Seeing Blacks on 1960s television was seldom positive. A lot of programming seemed to denigrate Black communities. There were too many scenes of disruption.
“When Black folks appeared in the news, it was a problem,” said award-winning documentarian Louis Massiah in one of the opening scenes of the documentary “Mr. Soul!” that airs Feb. 22 on PBS. (Check local listing)
The 1960s was the right time for Ellis Haizlip, a young man from Washington, D.C.’s Deanwood community to take what he had learned at Howard University to move to New York City where he became steeped in creative arts. The award-winning documentary “Mr. Soul!” is a love letter to Ellis which was produced, written and directed by his niece Melissa Haizlip. Through original footage and commentary from luminaries who supported Ellis in growing the television show, Melissa tells a story of curating the best of 1960s Black culture that was consumed by a receptive audience. Viewers hear the words of Ellis through actor Blair Underwood, a co-producer of the documentary.
From 1968 to 1973, “Soul!” aired on National Education Television (NET), the network of local stations that preceded PBS. Local NET stations produced Black audience programs during the mid-to-late 1960s like “Black Journal,” “Say Brother,” “Like It Is” and “Talking Black.” These programs were either documentaries or interview discussion-type shows. During this period, “Talking Black” may have been considered the only program that captured the feeling of Black consciousness during the period. Christopher Lukas, producer and co-creator of “Soul!,” was at the NET station in New York when he realized there was no diversity at the station. He worked with Ellis and sensed from him a different view of Black people that was not seen on television. Lukas felt only negative Black images and stories were viewed on television.

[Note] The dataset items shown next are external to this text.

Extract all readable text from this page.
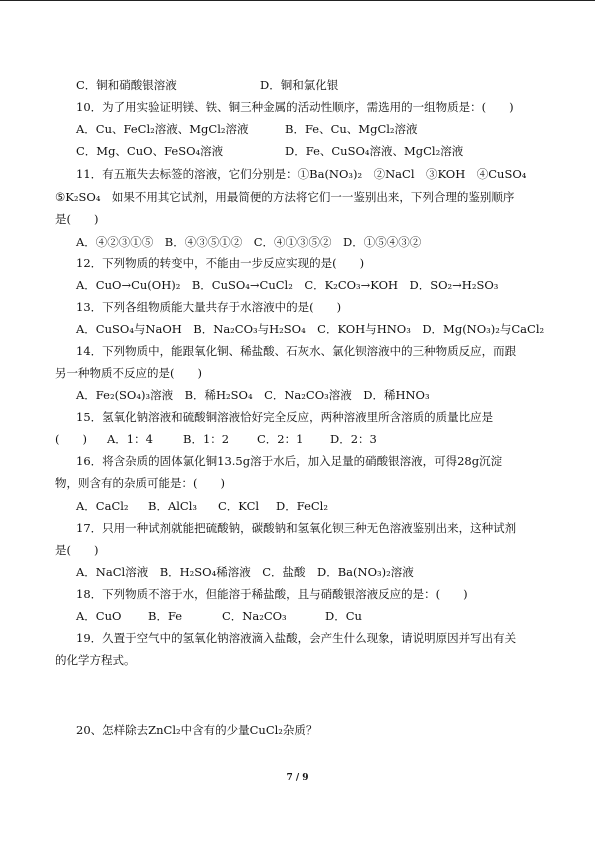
C．铜和硝酸银溶液	D．铜和氯化银
10．为了用实验证明镁、铁、铜三种金属的活动性顺序，需选用的一组物质是：(　　)
A．Cu、FeCl₂溶液、MgCl₂溶液	B．Fe、Cu、MgCl₂溶液
C．Mg、CuO、FeSO₄溶液	D．Fe、CuSO₄溶液、MgCl₂溶液
11．有五瓶失去标签的溶液，它们分别是：①Ba(NO₃)₂　②NaCl　③KOH　④CuSO₄
⑤K₂SO₄　如果不用其它试剂，用最简便的方法将它们一一鉴别出来，下列合理的鉴别顺序
是(　　)
A．④②③①⑤　B．④③⑤①②　C．④①③⑤②　D．①⑤④③②
12．下列物质的转变中，不能由一步反应实现的是(　　)
A．CuO→Cu(OH)₂　B．CuSO₄→CuCl₂　C．K₂CO₃→KOH　D．SO₂→H₂SO₃
13．下列各组物质能大量共存于水溶液中的是(　　)
A．CuSO₄与NaOH　B．Na₂CO₃与H₂SO₄　C．KOH与HNO₃　D．Mg(NO₃)₂与CaCl₂
14．下列物质中，能跟氧化铜、稀盐酸、石灰水、氯化钡溶液中的三种物质反应，而跟
另一种物质不反应的是(　　)
A．Fe₂(SO₄)₃溶液　B．稀H₂SO₄　C．Na₂CO₃溶液　D．稀HNO₃
15．氢氧化钠溶液和硫酸铜溶液恰好完全反应，两种溶液里所含溶质的质量比应是
(　　) A．1：4	B．1：2 C．2：1 D．2：3
16．将含杂质的固体氯化铜13.5g溶于水后，加入足量的硝酸银溶液，可得28g沉淀
物，则含有的杂质可能是：(　　)
A．CaCl₂ B．AlCl₃ C．KCl D．FeCl₂
17．只用一种试剂就能把硫酸钠，碳酸钠和氢氧化钡三种无色溶液鉴别出来，这种试剂
是(　　)
A．NaCl溶液　B．H₂SO₄稀溶液　C．盐酸　D．Ba(NO₃)₂溶液
18．下列物质不溶于水，但能溶于稀盐酸，且与硝酸银溶液反应的是：(　　)
A．CuO B．Fe	C．Na₂CO₃	D．Cu
19．久置于空气中的氢氧化钠溶液滴入盐酸，会产生什么现象，请说明原因并写出有关
的化学方程式。
20、怎样除去ZnCl₂中含有的少量CuCl₂杂质？
7 / 9
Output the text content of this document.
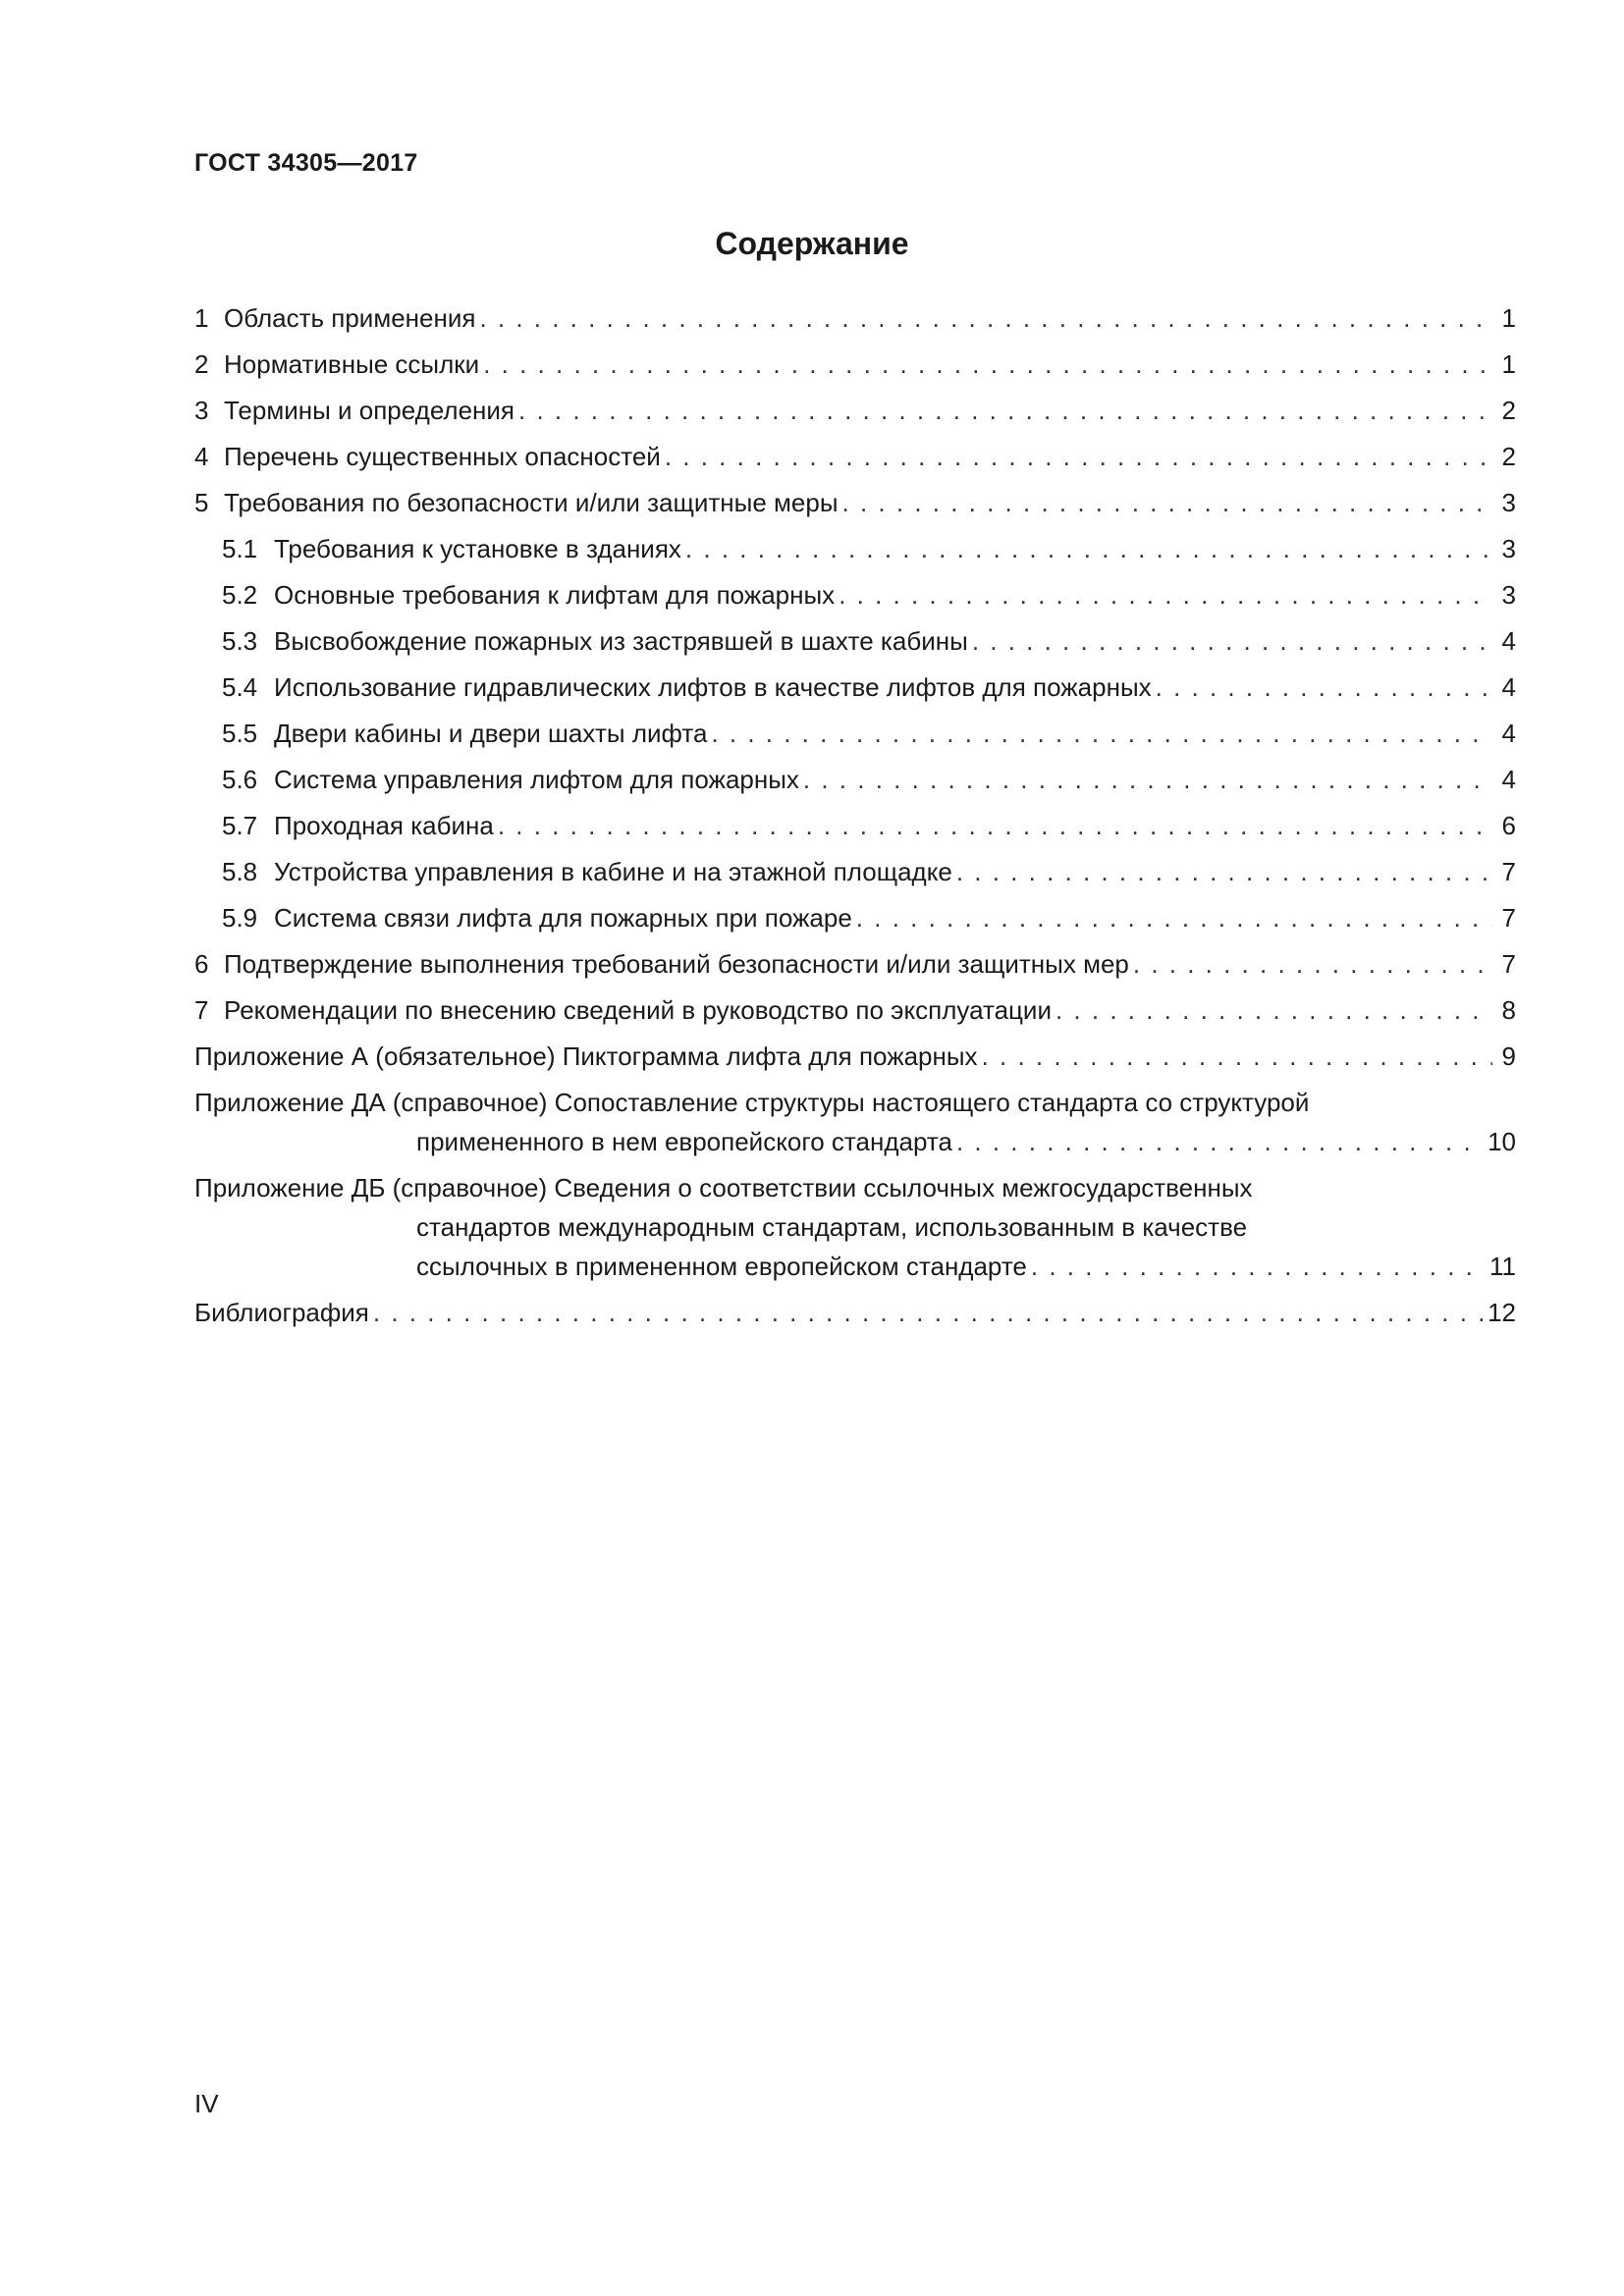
ГОСТ 34305—2017
Содержание
1 Область применения . . .	1
2 Нормативные ссылки . . .	1
3 Термины и определения . . .	2
4 Перечень существенных опасностей . . .	2
5 Требования по безопасности и/или защитные меры . . .	3
5.1 Требования к установке в зданиях . . .	3
5.2 Основные требования к лифтам для пожарных . . .	3
5.3 Высвобождение пожарных из застрявшей в шахте кабины . . .	4
5.4 Использование гидравлических лифтов в качестве лифтов для пожарных . . .	4
5.5 Двери кабины и двери шахты лифта . . .	4
5.6 Система управления лифтом для пожарных . . .	4
5.7 Проходная кабина . . .	6
5.8 Устройства управления в кабине и на этажной площадке . . .	7
5.9 Система связи лифта для пожарных при пожаре . . .	7
6 Подтверждение выполнения требований безопасности и/или защитных мер . . .	7
7 Рекомендации по внесению сведений в руководство по эксплуатации . . .	8
Приложение А (обязательное) Пиктограмма лифта для пожарных . . .	9
Приложение ДА (справочное) Сопоставление структуры настоящего стандарта со структурой
примененного в нем европейского стандарта . . .	10
Приложение ДБ (справочное) Сведения о соответствии ссылочных межгосударственных
стандартов международным стандартам, использованным в качестве
ссылочных в примененном европейском стандарте . . .	11
Библиография . . .	12
IV
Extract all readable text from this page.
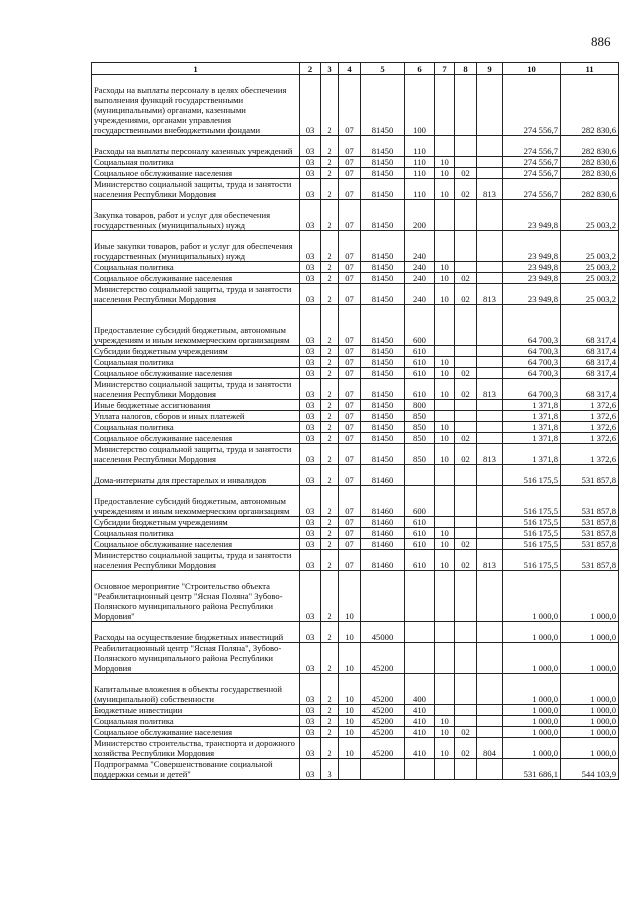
886
1	2	3	4	5	6	7	8	9	10	11
Расходы на выплаты персоналу в целях обеспечения выполнения функций государственными (муниципальными) органами, казенными учреждениями, органами управления государственными внебюджетными фондами	03	2	07	81450	100				274 556,7	282 830,6
Расходы на выплаты персоналу казенных учреждений	03	2	07	81450	110				274 556,7	282 830,6
Социальная политика	03	2	07	81450	110	10			274 556,7	282 830,6
Социальное обслуживание населения	03	2	07	81450	110	10	02		274 556,7	282 830,6
Министерство социальной защиты, труда и занятости населения Республики Мордовия	03	2	07	81450	110	10	02	813	274 556,7	282 830,6
Закупка товаров, работ и услуг для обеспечения государственных (муниципальных) нужд	03	2	07	81450	200				23 949,8	25 003,2
Иные закупки товаров, работ и услуг для обеспечения государственных (муниципальных) нужд	03	2	07	81450	240				23 949,8	25 003,2
Социальная политика	03	2	07	81450	240	10			23 949,8	25 003,2
Социальное обслуживание населения	03	2	07	81450	240	10	02		23 949,8	25 003,2
Министерство социальной защиты, труда и занятости населения Республики Мордовия	03	2	07	81450	240	10	02	813	23 949,8	25 003,2
Предоставление субсидий бюджетным, автономным учреждениям и иным некоммерческим организациям	03	2	07	81450	600				64 700,3	68 317,4
Субсидии бюджетным учреждениям	03	2	07	81450	610				64 700,3	68 317,4
Социальная политика	03	2	07	81450	610	10			64 700,3	68 317,4
Социальное обслуживание населения	03	2	07	81450	610	10	02		64 700,3	68 317,4
Министерство социальной защиты, труда и занятости населения Республики Мордовия	03	2	07	81450	610	10	02	813	64 700,3	68 317,4
Иные бюджетные ассигнования	03	2	07	81450	800				1 371,8	1 372,6
Уплата налогов, сборов и иных платежей	03	2	07	81450	850				1 371,8	1 372,6
Социальная политика	03	2	07	81450	850	10			1 371,8	1 372,6
Социальное обслуживание населения	03	2	07	81450	850	10	02		1 371,8	1 372,6
Министерство социальной защиты, труда и занятости населения Республики Мордовия	03	2	07	81450	850	10	02	813	1 371,8	1 372,6
Дома-интернаты для престарелых и инвалидов	03	2	07	81460					516 175,5	531 857,8
Предоставление субсидий бюджетным, автономным учреждениям и иным некоммерческим организациям	03	2	07	81460	600				516 175,5	531 857,8
Субсидии бюджетным учреждениям	03	2	07	81460	610				516 175,5	531 857,8
Социальная политика	03	2	07	81460	610	10			516 175,5	531 857,8
Социальное обслуживание населения	03	2	07	81460	610	10	02		516 175,5	531 857,8
Министерство социальной защиты, труда и занятости населения Республики Мордовия	03	2	07	81460	610	10	02	813	516 175,5	531 857,8
Основное мероприятие "Строительство объекта "Реабилитационный центр "Ясная Поляна" Зубово-Полянского муниципального района Республики Мордовия"	03	2	10						1 000,0	1 000,0
Расходы на осуществление бюджетных инвестиций	03	2	10	45000					1 000,0	1 000,0
Реабилитационный центр "Ясная Поляна", Зубово-Полянского муниципального района Республики Мордовия	03	2	10	45200					1 000,0	1 000,0
Капитальные вложения в объекты государственной (муниципальной) собственности	03	2	10	45200	400				1 000,0	1 000,0
Бюджетные инвестиции	03	2	10	45200	410				1 000,0	1 000,0
Социальная политика	03	2	10	45200	410	10			1 000,0	1 000,0
Социальное обслуживание населения	03	2	10	45200	410	10	02		1 000,0	1 000,0
Министерство строительства, транспорта и дорожного хозяйства Республики Мордовия	03	2	10	45200	410	10	02	804	1 000,0	1 000,0
Подпрограмма "Совершенствование социальной поддержки семьи и детей"	03	3							531 686,1	544 103,9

Lukas had an idea. He imagined a Black version of “The Tonight Show” and shared his idea with Ellis. Ellis had a different perspective. He felt whatever was produced for a Black New York audience, it needed to be deeper, jazzier and more controversial. That was the premise behind “Soul!”
“Ellis wanted to legitimate all the variety of expression in the arts particularly in the Black community,” said Harold C. Haizlip, Ed.D., cousin to Ellis and an early “Soul!” host. “That’s not ‘The Tonight Show.’ That’s not the format.”
Everything Black is ‘Soul!’
Melissa’s documentary about her uncle delivers precious Black culture gems which was the essence of “Soul!” Original hosts were Alvin Poussaint, M.D. the psychiatrist and Loretta Long, Ph.D., known later as a regular cast member on “Sesame Street.” The paring was interesting, it became clear that Ellis needed to be the host.
Music was always present on “Soul!” from the likes of Ashford and Simpson, Al Green, Odetta, Carmen McRae, Hugh Masekela and Stevie Wonder. Literary readings and poetry came from Nikki Giovanni, Sonia Sanchez, Amiri Baraka, Toni Morrison and The Last Poets. Modern dance and ballet performed in the studio came from Carmen de Lavallade, the Alvin Ailey American Dance Theatre and George Faison. Then there were thoughtful, conversations with guests like James Baldwin, Student Nonviolent Coordinating Committee (SNCC) co-founder Julian Bond, Black Communications Secretary Kathleen Cleaver, SNCC ex-chairman Stokely Carmichael (Kwame Ture) and Nation of Islam Minister Louis Farrakhan. The concept for “Soul!” worked. It was live television with a lot of curse words.
“The moment that went on television, it went, ‘Boom. Ain’t we bad?,” said Sanchez. “You walked down the street and you were dripping badness.”
Ellis revolutionized how television was produced. He exposed to wide audience people who were previously known only to smaller discreet audiences. He helped launch the careers of author, screenwriter and producer Khephra Burns, documentarians Massiah and Stanley Nelson and filmmaker Thomas Allen Harris.
Too Much of a Good Thing
The success of “Soul!” drew disdain, including threats of reduced Corporation for Public Broadcasting funding for programming aimed at Black audiences. But Haizlip, who grew up on Sheriff Road in the District’s Deanwood community and graduated from Dunbar High School, had a clear vision.
“We are trying to create shows of Black love, Black strength, Black encouragement, and we hope you agree with what’s going down,” Ellis once said directly into the camera.